Gereç ve Yöntem: Üçüncü basamak eğitim kliniğimizde Nisan 2009- Nisan 2012 tarihleri arasında aktif olarak izlenen ARM hastaların postoperatif sonuçları Krickenbeck uluslararası sınıflamasına göre değerlendirildi. Başvuru sırasında tam kontinan olmayanların tetkikleri yapıldı. Sfinkter yetmezliğine bağlı gerçek inkontinans ile taşma inkontinansı olanlar ayırt edilmeye çalışıldı. Tedavi ve izlemlerinin başlamasının ardından tekrar değerlendirildiler. Tuvalet terbiyesi ve bezden çıkma için beklenen yaş üç olarak kabul edildi.

Bulgular: Bu dönemde 37 ARM hastasının aktif takibi yapıldı. Takip edilen hastaların 19 (%51)'si üç yaşın üzerindeydi, bu hastalar değerlendirmeye alındı. Hastaların yaş ortancası 86 (37-146) aydı. Hastaların 13 (%68,4)'ü erkekti. Bu hastalardan altısı perineal fistül, beşi vestibüler fistül, dördü rektobulber fistül, birer tanesi de rektoprostatik fistül, H tip fistül (Currarino triadı), rektovezikal fistül ve fistülsüzdü.

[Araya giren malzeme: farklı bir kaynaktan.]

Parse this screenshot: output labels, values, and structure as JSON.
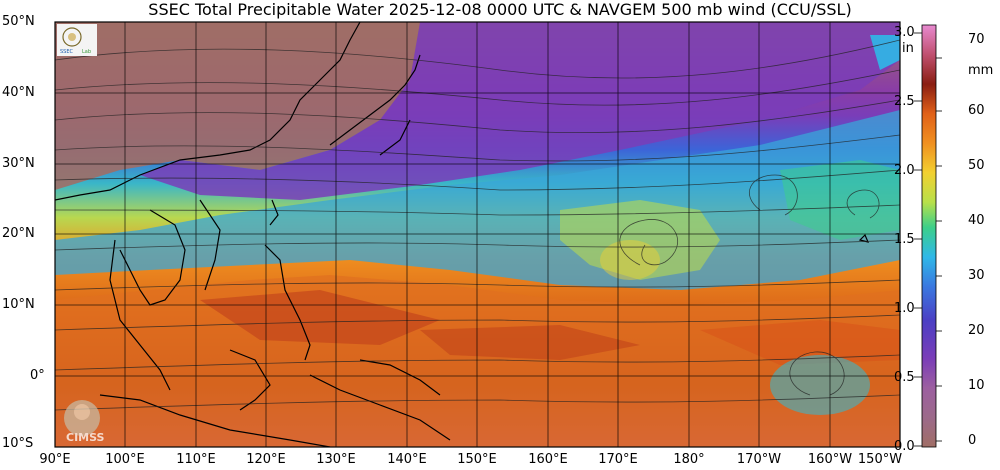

Hastaların 17 (%89,5)'inde istemli barsak hareketleri mevcuttu. Beşinde (%26,3) soiling yoktu, ikisinde (%10,5) grade 1, ikisinde (%10,2) grade 2 ve 10 (%52,6)'unda-sosyal problem yaratan-grade 3 soiling vardı. Dördünde (%21,1) kabızlık yoktu, 13 (%68,4)'ünde grade 2 ve ikisinde (%10,5) de grade 3 kabızlık vardı. Kabızlığı olan 15 hastaya oral senna bazlı stimülan laksatif (XM solüsyon) başlandı. İdrar inkontinansı olan yoktu. Onbiri (%57.9) don giyiyordu, sekizi (%42,1) ise bez kullanıyordu.

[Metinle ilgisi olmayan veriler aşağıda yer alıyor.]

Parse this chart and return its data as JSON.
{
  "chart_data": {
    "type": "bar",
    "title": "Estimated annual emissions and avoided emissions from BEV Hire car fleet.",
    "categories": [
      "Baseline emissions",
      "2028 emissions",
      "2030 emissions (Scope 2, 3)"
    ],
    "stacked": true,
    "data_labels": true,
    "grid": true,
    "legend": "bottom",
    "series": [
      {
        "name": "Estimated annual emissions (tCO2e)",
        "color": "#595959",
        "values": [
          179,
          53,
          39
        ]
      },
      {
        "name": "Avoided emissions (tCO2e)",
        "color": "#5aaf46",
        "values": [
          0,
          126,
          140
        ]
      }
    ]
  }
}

İki değerlendirme arası geçen süre ortanca 7 (1-25) haftaydı.

İlk değerlendirmede grade 2 soiling olan iki hastada ikinci değerlendirmede soiling kalmamış, grade 3 soiling olan on hastadan üçünde (%30) soiling kalmamış, dördünde (%40) soiling grade 1' inmiş, ikisi de (%20) barsak eğitim programı (BEP) ile tam temiz olmuştu, yani günlük lavmanlar arasındaki sürede iç çamaşırlarının kirlenmiyordu, sadece birinde (%10) soiling aynen devam ediyordu. Soiling aynen devam eden hasta İBH olmayan hastalardan biriydi ve tetkikleri tamamlandıktan sonra muhtemelen BEP başlanacak olan hastaydı.

İlk değerlendirmede bez kullanan sekiz hastadan yedisi (%87,5) don giymeye başlamıştı, bezli olan tek hasta ise yukarıda bahsedilen muhtemelen BEPe alınacak hastaydı.

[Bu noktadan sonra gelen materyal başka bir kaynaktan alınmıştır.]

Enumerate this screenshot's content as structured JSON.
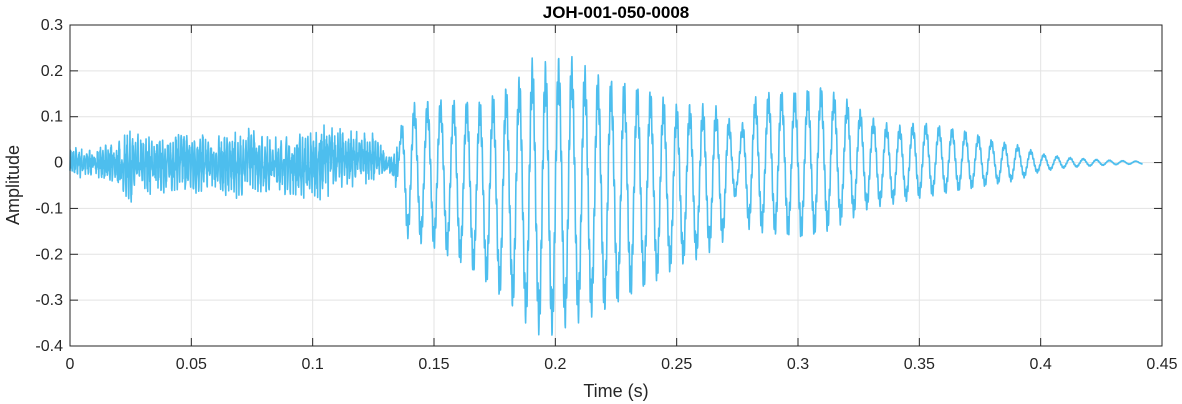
{
  "chart_data": {
    "type": "line",
    "title": "JOH-001-050-0008",
    "xlabel": "Time (s)",
    "ylabel": "Amplitude",
    "xlim": [
      0,
      0.45
    ],
    "ylim": [
      -0.4,
      0.3
    ],
    "xticks": [
      0,
      0.05,
      0.1,
      0.15,
      0.2,
      0.25,
      0.3,
      0.35,
      0.4,
      0.45
    ],
    "xtick_labels": [
      "0",
      "0.05",
      "0.1",
      "0.15",
      "0.2",
      "0.25",
      "0.3",
      "0.35",
      "0.4",
      "0.45"
    ],
    "yticks": [
      0.3,
      0.2,
      0.1,
      0,
      -0.1,
      -0.2,
      -0.3,
      -0.4
    ],
    "ytick_labels": [
      "0.3",
      "0.2",
      "0.1",
      "0",
      "-0.1",
      "-0.2",
      "-0.3",
      "-0.4"
    ],
    "grid": true,
    "line_color": "#4DBEEE",
    "series": [
      {
        "x": [
          0,
          0.01,
          0.02,
          0.025,
          0.03,
          0.04,
          0.045,
          0.05,
          0.06,
          0.07,
          0.075,
          0.08,
          0.09,
          0.1,
          0.105,
          0.11,
          0.12,
          0.125,
          0.13,
          0.133,
          0.136,
          0.138,
          0.14,
          0.15,
          0.16,
          0.17,
          0.18,
          0.185,
          0.19,
          0.195,
          0.2,
          0.205,
          0.21,
          0.22,
          0.23,
          0.24,
          0.25,
          0.26,
          0.27,
          0.275,
          0.28,
          0.29,
          0.3,
          0.31,
          0.32,
          0.33,
          0.34,
          0.35,
          0.36,
          0.37,
          0.38,
          0.39,
          0.4,
          0.41,
          0.42,
          0.43,
          0.442
        ],
        "upper": [
          0.04,
          0.03,
          0.05,
          0.07,
          0.06,
          0.06,
          0.07,
          0.07,
          0.06,
          0.07,
          0.08,
          0.06,
          0.06,
          0.07,
          0.1,
          0.08,
          0.07,
          0.07,
          0.02,
          0.02,
          0.06,
          0.14,
          0.13,
          0.14,
          0.14,
          0.14,
          0.17,
          0.19,
          0.23,
          0.22,
          0.23,
          0.24,
          0.22,
          0.19,
          0.18,
          0.16,
          0.13,
          0.13,
          0.12,
          0.05,
          0.14,
          0.16,
          0.16,
          0.17,
          0.14,
          0.1,
          0.08,
          0.09,
          0.08,
          0.07,
          0.05,
          0.04,
          0.02,
          0.012,
          0.008,
          0.005,
          0.003
        ],
        "lower": [
          -0.04,
          -0.03,
          -0.06,
          -0.09,
          -0.07,
          -0.07,
          -0.06,
          -0.07,
          -0.07,
          -0.08,
          -0.06,
          -0.07,
          -0.07,
          -0.09,
          -0.08,
          -0.06,
          -0.05,
          -0.05,
          -0.02,
          -0.04,
          -0.09,
          -0.16,
          -0.17,
          -0.19,
          -0.22,
          -0.26,
          -0.31,
          -0.33,
          -0.37,
          -0.38,
          -0.38,
          -0.36,
          -0.35,
          -0.33,
          -0.3,
          -0.27,
          -0.23,
          -0.21,
          -0.17,
          -0.06,
          -0.15,
          -0.16,
          -0.17,
          -0.16,
          -0.13,
          -0.1,
          -0.09,
          -0.08,
          -0.07,
          -0.06,
          -0.05,
          -0.04,
          -0.02,
          -0.012,
          -0.008,
          -0.005,
          -0.003
        ]
      }
    ]
  }
}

Çıkarımlar: PSARP ameliyatının yapılmaya başlanmasıyla gözlenen ana postoperatif sorun motilite bozukluğuna bağlı kronik konstipasyon ve taşma inkontinasıdır.

Çalışma grubumuzun sayısı istatistiki değerlendirme yapmak için az olmakla beraber kabızlığın ARM hastalarında önemli bir sorun kaynağı olduğu ve uygun yaklaşımla ARM hastalarının yaşamında kısa sürede belirgin değişiklik yaratılabileceği gösterilmek istenmiştir.

Rutin bir poliklinik muayenesinde o günkü poliklinik doktorunun kısaca “Çocuk kakasını tutuyor mu?” sorusuna genelde “evet” cevabı alınabilirken, samimi bir dialogla aslında grade 3 soiling hikayesi alınması hiç de nadir değildir. Akranları bezden çıkmışken bir çocuğun bez bağlamaya devam etmesi çok örseleyici bir durumdur. Bu çocuklar, akranlarının arasına karışınca, kendilerinde bir fark olduğunu hissederler. ARM hastalarının gerekli takip ve tedaviyle iç çamaşırı giymeye başlamaları kendileri ve aileleri çok önemli bir olaydır.

ARM birkaç ameliyatla halledilen cerrahi bir problem değildir. Pre ve postoperatif takipte doktor ile çocuk/aile arasında iyi dialog kurulması önemlidir. ARM hastaları ısrarla takip edilir, uygun yaklaşımda bulunulursa sosyal olarak temiz halde yaşamlarını sürdürebilirler.